To be sure, I did some simple calculations and confirmed that the increase in the SLAB cache was enough to account for the number of higher order chunks disappeared, so it all checked out. That got me closer to the answer, but still, SLAB cache is used by a large number of things, and unless I found out what exactly was causing it to grow, there was little practical use from that knowledge.
I tried to use perf probes on kernel functions related to SLAB allocations but that proved difficult for a number of reasons: it was difficult to find a good probe, too much diagnostic data was being generated, and eventually I also found that memory usage by perf was causing more damage to the problems it was trying to resolve.
ExaWatcher is supposed to have Slabinfo output inside it, but alas, it was disabled for our version (apparently running slabinfo frequently could also contribute to memory fragmentation issues). We scheduled slabinfo to collect information very 15 minutes: enough to get us some insights, and less frequently than ExaWatcher would run it, thus limiting any potential impact. That frequency turned out to be sufficient for us.

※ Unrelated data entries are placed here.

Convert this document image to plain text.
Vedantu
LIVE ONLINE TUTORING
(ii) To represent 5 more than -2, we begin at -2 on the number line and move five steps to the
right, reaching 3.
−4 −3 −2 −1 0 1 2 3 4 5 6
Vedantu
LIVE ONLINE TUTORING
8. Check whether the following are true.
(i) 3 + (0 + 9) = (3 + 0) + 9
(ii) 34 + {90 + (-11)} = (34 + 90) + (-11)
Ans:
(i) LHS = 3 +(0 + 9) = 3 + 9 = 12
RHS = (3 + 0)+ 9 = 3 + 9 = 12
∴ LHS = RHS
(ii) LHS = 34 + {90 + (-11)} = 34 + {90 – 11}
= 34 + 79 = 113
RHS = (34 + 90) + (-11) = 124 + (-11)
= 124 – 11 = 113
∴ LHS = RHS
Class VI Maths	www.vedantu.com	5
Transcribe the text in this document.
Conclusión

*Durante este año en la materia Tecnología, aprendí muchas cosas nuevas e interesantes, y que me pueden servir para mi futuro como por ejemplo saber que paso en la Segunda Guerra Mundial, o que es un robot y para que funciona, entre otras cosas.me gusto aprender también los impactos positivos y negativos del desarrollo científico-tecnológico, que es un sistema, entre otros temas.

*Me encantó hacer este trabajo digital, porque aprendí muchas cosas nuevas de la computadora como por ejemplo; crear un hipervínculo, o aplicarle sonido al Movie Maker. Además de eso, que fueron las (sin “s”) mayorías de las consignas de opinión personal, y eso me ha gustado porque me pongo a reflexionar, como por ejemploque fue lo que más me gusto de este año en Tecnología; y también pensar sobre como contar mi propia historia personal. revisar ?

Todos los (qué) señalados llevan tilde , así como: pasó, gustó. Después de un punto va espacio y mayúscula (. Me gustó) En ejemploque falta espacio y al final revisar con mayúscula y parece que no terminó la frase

========================================================================================
05.10.2020 12:03:01 loncbsob0101 :: Dumping slabinfo
========================================================================================
slabinfo - version: 2.1
# name <active_objs> <num_objs> <objsize> <objperslab> <pagesperslab> : tunables <limit> <batchcount> <sharedfactor> : slabdata <active_slabs> <num_slabs> <sharedavail>
...
ext4_inode_cache 777130 777200 1120 29 8 : tunables 0 0 0 : slabdata 26800 26800 0
...
========================================================================================
05.10.2020 12:18:01 loncbsob0101 :: Dumping slabinfo
========================================================================================
slabinfo - version: 2.1
# name <active_objs> <num_objs> <objsize> <objperslab> <pagesperslab> : tunables <limit> <batchcount> <sharedfactor> : slabdata <active_slabs> <num_slabs> <sharedavail>
...
ext4_inode_cache 1866841 1867455 1120 29 8 : tunables 0 0 0 : slabdata 64395 64395 0
...
Slabinfo can contain a lot of output, but with an awk + sort one-liner it’s quite straightforward to find the specific cache responsible for most of the growth, and it turned out to be ext4 inode cache. E.g. in the example above you can see it go up from 0.77M to 1.87M objects, with a single object occurying 1120 bytes.
So it looks like something was looking up 1M+ files on an ext4 file system, which surely sounds like a lot. Then I used df -i command to count used inodes on the server’s filesystems, and before too long I found that data/oracle/XXXXX/admin/ had a million entries (with XXXXX being the database name essentially). I then used find -type f to count actual files recursively and found the specific directory where most of the files were, /data/oracle/XXXXX/admin/diag/rdbms/xxxxx/xxxxx/trace/, most of them in cdmp_xxxxxx subdirectories.
The situation was a result of a combination of factors — some bugs like 29900824 leading to excessive trace file generation, some other trace being generated as expected, but still not carrying useful information (Doc ID 2005854.1), and housekeeping not picking up trace files in subdirectories. The first problem was resolved with a patch. For the second one, the MOS note offered a workaround, using event 10741 to disable the trace generation. And with a few tweaks, the housekeeping started to pick up files in subdirectories. After all of this was done, memory fragmentation finally stopped and higher order chunks remained stable for days.